Synchronous Teaching: M&W 11:30-12:20,
https://washington.zoom.us/j/98785057229
As a First-Year Composition course, English 111 uses literature as our primary object of study to develop the skills of critical thinking and good writing at the college level. Regardless of your academic disciplines and future career goals, this course will provide the tools and skills to think critically about the world, cultures, cultural products and landscapes you navigate while preparing you to articulate your thinking through written language.
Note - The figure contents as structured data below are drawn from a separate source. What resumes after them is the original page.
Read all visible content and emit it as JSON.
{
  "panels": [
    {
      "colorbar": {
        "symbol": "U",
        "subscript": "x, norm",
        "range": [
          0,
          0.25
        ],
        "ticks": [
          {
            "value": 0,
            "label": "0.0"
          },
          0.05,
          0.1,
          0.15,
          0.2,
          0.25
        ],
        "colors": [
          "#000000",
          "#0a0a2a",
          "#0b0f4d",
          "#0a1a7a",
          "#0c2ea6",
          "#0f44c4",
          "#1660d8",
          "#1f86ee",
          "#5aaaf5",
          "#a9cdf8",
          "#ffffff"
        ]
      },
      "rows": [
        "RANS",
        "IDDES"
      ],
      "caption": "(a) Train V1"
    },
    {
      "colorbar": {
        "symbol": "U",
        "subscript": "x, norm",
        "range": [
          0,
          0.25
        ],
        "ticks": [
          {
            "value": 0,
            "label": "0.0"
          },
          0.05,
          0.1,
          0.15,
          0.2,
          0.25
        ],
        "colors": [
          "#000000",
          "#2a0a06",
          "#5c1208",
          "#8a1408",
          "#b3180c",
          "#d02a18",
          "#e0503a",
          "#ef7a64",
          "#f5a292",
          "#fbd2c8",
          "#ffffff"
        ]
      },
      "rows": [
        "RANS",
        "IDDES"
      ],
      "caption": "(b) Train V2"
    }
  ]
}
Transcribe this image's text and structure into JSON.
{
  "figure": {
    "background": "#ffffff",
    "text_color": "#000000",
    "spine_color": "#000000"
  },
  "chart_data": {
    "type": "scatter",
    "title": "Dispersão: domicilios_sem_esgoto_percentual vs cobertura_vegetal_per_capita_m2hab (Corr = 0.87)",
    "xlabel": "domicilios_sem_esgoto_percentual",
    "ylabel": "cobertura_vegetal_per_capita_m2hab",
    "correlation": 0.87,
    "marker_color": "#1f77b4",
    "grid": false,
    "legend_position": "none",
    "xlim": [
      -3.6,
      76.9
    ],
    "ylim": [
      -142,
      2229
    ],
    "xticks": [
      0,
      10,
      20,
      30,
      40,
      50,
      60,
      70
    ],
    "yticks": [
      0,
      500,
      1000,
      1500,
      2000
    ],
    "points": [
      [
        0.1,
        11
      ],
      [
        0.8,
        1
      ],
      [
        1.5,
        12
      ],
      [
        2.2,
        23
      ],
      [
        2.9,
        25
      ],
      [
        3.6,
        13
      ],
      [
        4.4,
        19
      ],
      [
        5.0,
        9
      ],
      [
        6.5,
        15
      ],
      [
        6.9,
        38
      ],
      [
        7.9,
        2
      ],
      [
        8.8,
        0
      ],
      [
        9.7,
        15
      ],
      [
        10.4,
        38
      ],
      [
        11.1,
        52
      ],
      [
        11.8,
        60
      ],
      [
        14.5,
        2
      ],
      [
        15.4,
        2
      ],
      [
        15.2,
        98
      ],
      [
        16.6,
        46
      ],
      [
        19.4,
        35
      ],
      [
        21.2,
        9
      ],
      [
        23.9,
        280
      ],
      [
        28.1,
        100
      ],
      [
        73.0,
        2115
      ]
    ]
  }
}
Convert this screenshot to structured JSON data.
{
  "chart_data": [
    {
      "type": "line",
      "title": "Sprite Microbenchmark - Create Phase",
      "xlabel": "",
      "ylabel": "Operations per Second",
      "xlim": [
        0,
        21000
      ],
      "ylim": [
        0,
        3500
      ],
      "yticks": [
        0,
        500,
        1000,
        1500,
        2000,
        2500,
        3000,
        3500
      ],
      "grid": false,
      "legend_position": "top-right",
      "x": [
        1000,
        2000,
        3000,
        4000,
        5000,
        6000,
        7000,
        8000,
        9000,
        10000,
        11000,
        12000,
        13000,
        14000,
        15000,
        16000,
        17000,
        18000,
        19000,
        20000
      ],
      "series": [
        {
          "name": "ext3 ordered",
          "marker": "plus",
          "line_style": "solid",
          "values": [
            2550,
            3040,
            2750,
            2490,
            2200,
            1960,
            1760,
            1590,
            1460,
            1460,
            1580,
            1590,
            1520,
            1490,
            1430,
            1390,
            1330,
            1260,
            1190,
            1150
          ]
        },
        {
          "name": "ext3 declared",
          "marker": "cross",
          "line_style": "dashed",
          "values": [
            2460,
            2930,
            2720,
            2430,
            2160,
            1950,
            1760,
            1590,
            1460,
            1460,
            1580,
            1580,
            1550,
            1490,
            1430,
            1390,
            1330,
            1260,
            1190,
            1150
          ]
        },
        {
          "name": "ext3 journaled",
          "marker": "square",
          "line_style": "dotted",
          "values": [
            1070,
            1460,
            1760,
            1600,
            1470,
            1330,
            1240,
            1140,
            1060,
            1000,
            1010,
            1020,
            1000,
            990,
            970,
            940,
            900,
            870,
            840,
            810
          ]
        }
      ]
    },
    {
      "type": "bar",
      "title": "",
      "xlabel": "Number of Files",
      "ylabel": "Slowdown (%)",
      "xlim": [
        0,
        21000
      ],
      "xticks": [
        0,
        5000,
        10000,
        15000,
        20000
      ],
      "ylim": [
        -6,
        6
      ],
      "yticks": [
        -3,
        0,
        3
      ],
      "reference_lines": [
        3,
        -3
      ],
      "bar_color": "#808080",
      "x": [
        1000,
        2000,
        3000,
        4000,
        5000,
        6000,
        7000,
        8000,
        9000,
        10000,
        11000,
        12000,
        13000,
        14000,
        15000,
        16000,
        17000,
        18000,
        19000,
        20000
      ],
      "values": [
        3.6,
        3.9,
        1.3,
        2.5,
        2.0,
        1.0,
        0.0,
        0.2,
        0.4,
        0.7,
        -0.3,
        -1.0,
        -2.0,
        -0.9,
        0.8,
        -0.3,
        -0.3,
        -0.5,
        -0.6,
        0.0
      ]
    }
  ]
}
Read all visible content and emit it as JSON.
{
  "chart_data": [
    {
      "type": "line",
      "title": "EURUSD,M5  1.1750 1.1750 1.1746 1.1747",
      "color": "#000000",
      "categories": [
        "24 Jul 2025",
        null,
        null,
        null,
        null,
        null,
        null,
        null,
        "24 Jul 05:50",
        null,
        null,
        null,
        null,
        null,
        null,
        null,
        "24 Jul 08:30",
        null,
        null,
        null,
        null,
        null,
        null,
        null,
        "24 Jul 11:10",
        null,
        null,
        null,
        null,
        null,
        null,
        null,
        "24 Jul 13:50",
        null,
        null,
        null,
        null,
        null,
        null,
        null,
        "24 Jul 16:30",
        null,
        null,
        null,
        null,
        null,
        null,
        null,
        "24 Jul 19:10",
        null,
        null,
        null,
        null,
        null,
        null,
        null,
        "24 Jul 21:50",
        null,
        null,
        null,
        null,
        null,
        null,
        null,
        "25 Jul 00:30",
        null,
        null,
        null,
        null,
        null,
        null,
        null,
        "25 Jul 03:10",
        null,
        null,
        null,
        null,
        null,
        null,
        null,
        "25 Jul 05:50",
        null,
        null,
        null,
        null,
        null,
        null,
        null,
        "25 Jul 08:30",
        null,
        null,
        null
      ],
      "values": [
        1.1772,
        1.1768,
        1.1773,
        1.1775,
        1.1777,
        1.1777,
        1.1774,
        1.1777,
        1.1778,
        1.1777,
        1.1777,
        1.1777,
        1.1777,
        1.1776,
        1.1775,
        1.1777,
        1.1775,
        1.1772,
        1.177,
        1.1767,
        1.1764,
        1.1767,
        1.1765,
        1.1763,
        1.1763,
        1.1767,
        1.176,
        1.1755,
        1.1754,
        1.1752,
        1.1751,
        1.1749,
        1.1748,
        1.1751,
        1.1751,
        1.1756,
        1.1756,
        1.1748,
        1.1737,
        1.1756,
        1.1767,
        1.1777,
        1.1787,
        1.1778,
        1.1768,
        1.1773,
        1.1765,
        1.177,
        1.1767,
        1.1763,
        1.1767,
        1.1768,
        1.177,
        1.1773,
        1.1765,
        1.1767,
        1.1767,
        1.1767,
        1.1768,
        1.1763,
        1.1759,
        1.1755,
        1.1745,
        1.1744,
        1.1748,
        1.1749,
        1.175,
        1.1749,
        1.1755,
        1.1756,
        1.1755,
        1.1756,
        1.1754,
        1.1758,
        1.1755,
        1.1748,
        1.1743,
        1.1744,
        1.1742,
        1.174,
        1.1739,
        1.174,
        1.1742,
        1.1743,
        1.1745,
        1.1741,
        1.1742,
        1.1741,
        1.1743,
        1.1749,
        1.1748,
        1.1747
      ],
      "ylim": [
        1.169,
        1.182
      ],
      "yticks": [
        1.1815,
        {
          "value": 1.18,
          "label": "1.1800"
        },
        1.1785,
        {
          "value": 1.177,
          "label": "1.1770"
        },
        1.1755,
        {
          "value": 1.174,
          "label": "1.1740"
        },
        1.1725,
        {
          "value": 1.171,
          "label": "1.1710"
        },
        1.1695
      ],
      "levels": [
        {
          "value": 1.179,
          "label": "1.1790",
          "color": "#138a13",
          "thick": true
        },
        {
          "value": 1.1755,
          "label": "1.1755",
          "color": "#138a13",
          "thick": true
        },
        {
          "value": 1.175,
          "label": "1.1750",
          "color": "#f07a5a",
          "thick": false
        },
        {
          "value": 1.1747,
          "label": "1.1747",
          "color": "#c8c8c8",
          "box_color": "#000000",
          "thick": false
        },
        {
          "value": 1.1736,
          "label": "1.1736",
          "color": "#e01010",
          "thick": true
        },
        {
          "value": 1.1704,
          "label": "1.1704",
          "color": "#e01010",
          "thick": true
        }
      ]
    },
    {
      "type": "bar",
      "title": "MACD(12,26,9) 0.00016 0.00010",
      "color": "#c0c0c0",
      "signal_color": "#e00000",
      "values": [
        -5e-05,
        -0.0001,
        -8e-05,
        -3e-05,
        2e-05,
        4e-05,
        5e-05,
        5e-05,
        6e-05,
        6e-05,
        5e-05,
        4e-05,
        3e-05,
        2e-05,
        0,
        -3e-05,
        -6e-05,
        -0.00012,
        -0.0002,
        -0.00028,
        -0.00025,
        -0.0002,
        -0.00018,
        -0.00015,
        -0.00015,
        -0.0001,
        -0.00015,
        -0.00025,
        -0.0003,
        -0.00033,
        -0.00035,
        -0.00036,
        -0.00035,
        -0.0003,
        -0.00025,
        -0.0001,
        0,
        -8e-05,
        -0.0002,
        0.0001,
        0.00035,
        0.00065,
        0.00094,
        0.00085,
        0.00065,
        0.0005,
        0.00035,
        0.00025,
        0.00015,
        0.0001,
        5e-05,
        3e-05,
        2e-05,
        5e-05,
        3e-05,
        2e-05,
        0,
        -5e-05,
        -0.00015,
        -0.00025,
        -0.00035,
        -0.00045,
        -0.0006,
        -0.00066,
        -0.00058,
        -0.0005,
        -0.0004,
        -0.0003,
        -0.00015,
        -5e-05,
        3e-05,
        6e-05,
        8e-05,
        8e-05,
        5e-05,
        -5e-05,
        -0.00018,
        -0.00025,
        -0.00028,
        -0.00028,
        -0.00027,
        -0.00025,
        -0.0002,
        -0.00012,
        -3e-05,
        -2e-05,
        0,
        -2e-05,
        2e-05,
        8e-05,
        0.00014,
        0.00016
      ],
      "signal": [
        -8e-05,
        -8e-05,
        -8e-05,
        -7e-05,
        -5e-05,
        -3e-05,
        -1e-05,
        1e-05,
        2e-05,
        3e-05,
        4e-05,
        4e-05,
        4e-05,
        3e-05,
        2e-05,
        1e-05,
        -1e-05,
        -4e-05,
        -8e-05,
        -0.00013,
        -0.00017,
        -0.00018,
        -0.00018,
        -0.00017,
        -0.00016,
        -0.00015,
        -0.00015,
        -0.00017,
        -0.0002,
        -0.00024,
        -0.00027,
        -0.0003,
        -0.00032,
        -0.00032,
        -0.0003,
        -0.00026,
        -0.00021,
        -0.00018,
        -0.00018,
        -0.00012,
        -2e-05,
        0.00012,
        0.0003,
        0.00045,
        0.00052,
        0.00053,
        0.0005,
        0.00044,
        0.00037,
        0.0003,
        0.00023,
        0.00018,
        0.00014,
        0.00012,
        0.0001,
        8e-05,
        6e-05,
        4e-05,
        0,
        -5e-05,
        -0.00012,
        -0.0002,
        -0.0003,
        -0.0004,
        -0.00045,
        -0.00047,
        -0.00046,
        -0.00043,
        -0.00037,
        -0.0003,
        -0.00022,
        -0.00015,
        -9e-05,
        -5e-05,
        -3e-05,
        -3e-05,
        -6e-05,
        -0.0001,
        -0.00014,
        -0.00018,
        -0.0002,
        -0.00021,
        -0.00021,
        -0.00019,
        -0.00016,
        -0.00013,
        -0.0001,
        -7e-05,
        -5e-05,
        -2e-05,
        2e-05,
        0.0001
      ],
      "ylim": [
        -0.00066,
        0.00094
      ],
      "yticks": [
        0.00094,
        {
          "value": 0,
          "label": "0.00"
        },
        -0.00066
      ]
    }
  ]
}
Your career at UW and beyond will require you to produce a diverse range of writing that varies in research methods, argument forms, organizations, tones, and styles for different audiences. However, in the context of any academic discipline you will be asked to clearly articulate your ideas and provide compelling evidence to support your claims. As such, this class will do its best to prepare you with the academic toolkit you need to be successful as college writers at UW. For this reason, our course will be geared towards developing the following skills as listed in our course outcomes:
- To compose strategically for a variety of audiences and contexts, both within and outside the university
- To work strategically with complex information in order to generate and support inquiry
- To craft persuasive, complex, inquiry-driven arguments that matter
- To practice composing as a recursive, collaborative process and to develop flexible strategies for revising throughout the composition process
Our section of English 111 will engage with two contemporary American novels written by Asian American female authors. Though it has no single specific theme (definition is negation!), this course will provide us opportunities to explore the ways in which literature generates and shapes questions regarding contemporary issues such as race, sexuality, class, labor, family, community, etc. I invite you to think about questions such as: How does literature mediate reality? How do imaginary literary texts reflect and refract human experiences both individual and collective, ecstatic and traumatic? How do works by minority writers shape our view and understanding of society and culture? In what ways can reading and writing about literature help us make better sense of the world in which we live, a world haunted by post-Cold War antagonism, racial capitalism, and profit-driven globalization, and resist being further estranged, both cognitively and emotionally, as we live through a pandemic of our own in 2020?
We will continually (re)engage these questions as we work to analyze literature in service of developing skills as writers and researchers at the college level. What I ask is that we all work to be respectful and open to the views of others throughout the quarter (This includes the authors and the content/themes of the texts). Through all this discussion about literary and nonliterary texts, we will always be focused on developing your writing and analytical abilities, as they are related to the four course outcomes. If you are willing to put in the effort into required readings and writing assignments, you will leave this class with the tools to be a successful writer and a critically engaged thinker, not only with your coursework, but also with the world around you.